Down Thomas A, Hubbard Tim J P
Wellcome Trust Sanger Institute, Hinxton Cambridge, CB10 1SA, UK.
Nucleic Acids Res. 2005 Mar 10;33(5):1445-53. doi: 10.1093/nar/gki282. Print 2005.
NestedMICA is a new, scalable, pattern-discovery system for finding transcription factor binding sites and similar motifs in biological sequences. Like several previous methods, NestedMICA tackles this problem by optimizing a probabilistic mixture model to fit a set of sequences. However, the use of a newly developed inference strategy called Nested Sampling means NestedMICA is able to find optimal solutions without the need for a problematic initialization or seeding step. We investigate the performance of NestedMICA in a range scenario, on synthetic data and a well-characterized set of muscle regulatory regions, and compare it with the popular MEME program. We show that the new method is significantly more sensitive than MEME: in one case, it successfully extracted a target motif from background sequence four times longer than could be handled by the existing program. It also performs robustly on synthetic sequences containing multiple significant motifs. When tested on a real set of regulatory sequences, NestedMICA produced motifs which were good predictors for all five abundant classes of annotated binding sites.
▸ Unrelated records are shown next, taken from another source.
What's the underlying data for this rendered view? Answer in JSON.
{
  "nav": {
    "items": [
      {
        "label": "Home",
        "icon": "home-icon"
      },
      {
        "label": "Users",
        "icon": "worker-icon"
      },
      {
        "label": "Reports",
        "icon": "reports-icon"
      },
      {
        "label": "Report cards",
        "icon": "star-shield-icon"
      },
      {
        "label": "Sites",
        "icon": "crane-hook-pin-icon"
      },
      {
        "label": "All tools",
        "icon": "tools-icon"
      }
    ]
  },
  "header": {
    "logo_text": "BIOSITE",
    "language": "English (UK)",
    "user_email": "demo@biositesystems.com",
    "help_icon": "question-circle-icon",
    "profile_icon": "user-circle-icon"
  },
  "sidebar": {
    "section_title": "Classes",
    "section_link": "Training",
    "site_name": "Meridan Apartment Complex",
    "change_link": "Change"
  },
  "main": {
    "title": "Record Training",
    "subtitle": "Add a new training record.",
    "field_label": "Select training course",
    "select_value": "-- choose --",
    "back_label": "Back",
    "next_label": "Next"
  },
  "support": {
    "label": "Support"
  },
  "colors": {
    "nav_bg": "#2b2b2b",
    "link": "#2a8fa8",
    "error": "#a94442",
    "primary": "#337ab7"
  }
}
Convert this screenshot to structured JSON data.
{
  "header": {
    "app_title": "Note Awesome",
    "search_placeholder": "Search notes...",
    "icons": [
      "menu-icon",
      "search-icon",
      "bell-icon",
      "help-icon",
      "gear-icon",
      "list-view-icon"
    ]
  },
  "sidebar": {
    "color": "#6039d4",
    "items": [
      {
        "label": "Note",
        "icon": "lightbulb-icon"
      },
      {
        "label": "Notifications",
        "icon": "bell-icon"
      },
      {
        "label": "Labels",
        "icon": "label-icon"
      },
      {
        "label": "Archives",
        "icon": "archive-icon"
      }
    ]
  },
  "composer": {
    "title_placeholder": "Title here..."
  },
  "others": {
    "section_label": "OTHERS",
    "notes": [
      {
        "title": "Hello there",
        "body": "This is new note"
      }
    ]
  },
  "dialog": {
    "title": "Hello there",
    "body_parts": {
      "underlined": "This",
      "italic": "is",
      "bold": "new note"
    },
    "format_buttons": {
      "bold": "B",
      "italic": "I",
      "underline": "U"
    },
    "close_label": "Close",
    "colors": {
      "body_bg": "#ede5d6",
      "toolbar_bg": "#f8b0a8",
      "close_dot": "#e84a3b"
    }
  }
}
NestedMICA是一种全新的、可扩展的模式发现系统,用于在生物序列中寻找转录因子结合位点和类似基序。与之前的几种方法一样,NestedMICA通过优化概率混合模型以拟合一组序列来解决这个问题。然而,使用一种名为嵌套采样的新开发推理策略意味着NestedMICA能够找到最优解,而无需进行有问题的初始化或种子步骤。我们在一系列场景中、在合成数据和一组特征明确的肌肉调节区域上研究了NestedMICA的性能,并将其与流行的MEME程序进行比较。我们表明,新方法比MEME显著更灵敏:在一个案例中,它成功地从比现有程序所能处理的背景序列长四倍的序列中提取了目标基序。它在包含多个显著基序的合成序列上也表现稳健。当在一组真实的调控序列上进行测试时,NestedMICA产生的基序是所有五类丰富注释结合位点的良好预测指标。